I remember the time when Mom watched as he set sarsaparilla bottles up on a fence for target practice. He barked orders at me, arms crossed, and Mom stalked up to him, squeezed his arm, and scowled at him. "He's not a soldier, Charon, he's a seven-year-old boy!"

He shook her off his arm, irritated. "He's gotta learn somehow. Goin' easy on him ain't gonna do him any good."

"But –" she starts.

He snaps at her, "Stop motherin' 'im."

She paused thoughtfully, then nodded and returned to her spot and resumed watching, cigarette hanging out of the corner of her mouth. I think that's how I'll choose to remember her – a mass of dark hair, graying at the temples, crow's feet at the corners of her dancing blue eyes. She's smiling her half-smile, the ubiquitous cigarette in the corner of her mouth. Dad coming behind her, hugging her tightly, face buried in her dark, wild mane. He hugged her as if she'd fly away if he didn't hang on tight enough. They loved each other so much.

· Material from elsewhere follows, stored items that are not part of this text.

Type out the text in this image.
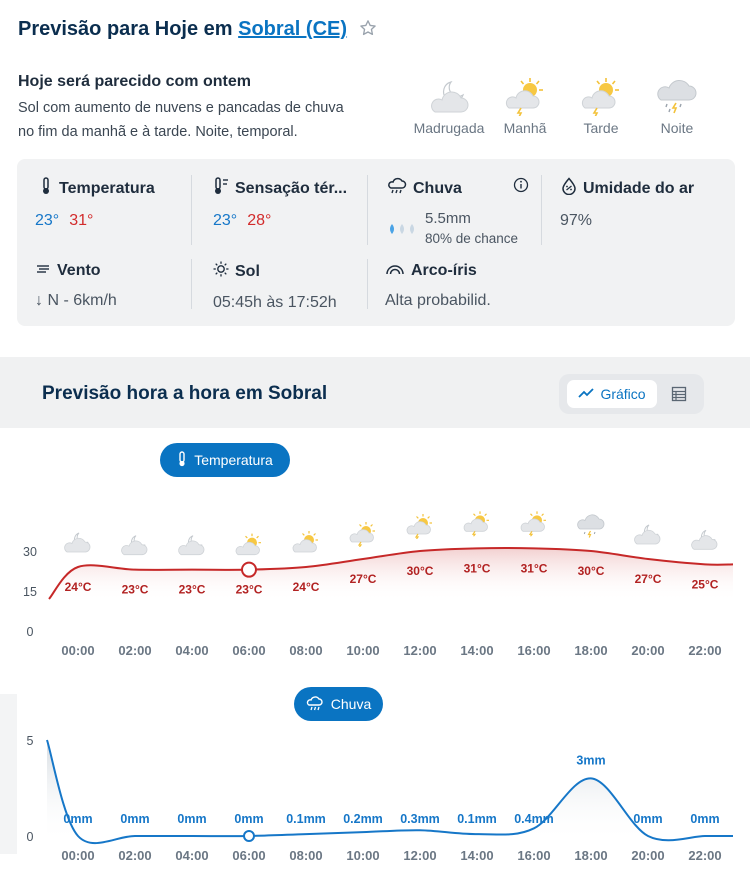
Previsão para Hoje em Sobral (CE)
Hoje será parecido com ontem
Sol com aumento de nuvens e pancadas de chuva
no fim da manhã e à tarde. Noite, temporal.	Madrugada	Manhã	Tarde	Noite
Temperatura
23° 31°
Sensação tér...
23° 28°
Chuva
5.5mm
80% de chance
Umidade do ar
97%
Vento
↓ N - 6km/h
Sol
05:45h às 17:52h
Arco-íris
Alta probabilid.
Previsão hora a hora em Sobral	Gráfico
Temperatura
30
15
0
24°C
00:00
23°C
02:00
23°C
04:00
23°C
06:00
24°C
08:00
27°C
10:00
30°C
12:00
31°C
14:00
31°C
16:00
30°C
18:00
27°C
20:00
25°C
22:00
Chuva
5
0
0mm
00:00
0mm
02:00
0mm
04:00
0mm
06:00
0.1mm
08:00
0.2mm
10:00
0.3mm
12:00
0.1mm
14:00
0.4mm
16:00
3mm
18:00
0mm
20:00
0mm
22:00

"Virgil, what are you doing?"

I didn't even hear the door open. Emily is standing there, staring at me strangely. "Oh, just thinking. About growing up. About Mom and Dad." She peeks at the photo I'm holding in my hand.

"Is that her?"

"Yeah – it was taken when she was about my age. She grew up in a vault." But, of course, you already know that. I set the photo back down on the desk. I'll have to make sure to grab it when the lights go out.

I glance at the clock – fifty after nine. I gotta get her outta here before everything starts. She won't be happy when I try to leave, and there's no doubt in my mind that she'll try to stop me. I was promised to her, she said – and she's been trying to win me over ever since I got here. Shy smiles, brushing her hand against mine, holding my hand, a chaste peck on my cheek last night after she said good night. She's done everything she can to present herself as the sweet, shy, girl-next-door, but I know who she really is: assertive, confident, and cruel.

I rub my face and try my best to fake a yawn. "I think I'll hit the sack a little early tonight, Emily."

"Are you sure? We can go down to the rec room and watch a movie, have some popcorn." She smiles sweetly. Yeah, you'd really like that, wouldn't you? The better to put the moves on me.

"Sorry. I'm pretty tired. I wouldn't be that much fun."

"All right then – suit yourself. If you change your mind, you know where my room is."

"Good night, Emily."

She pecks me on the cheek and smiles. "Good night, Virgil."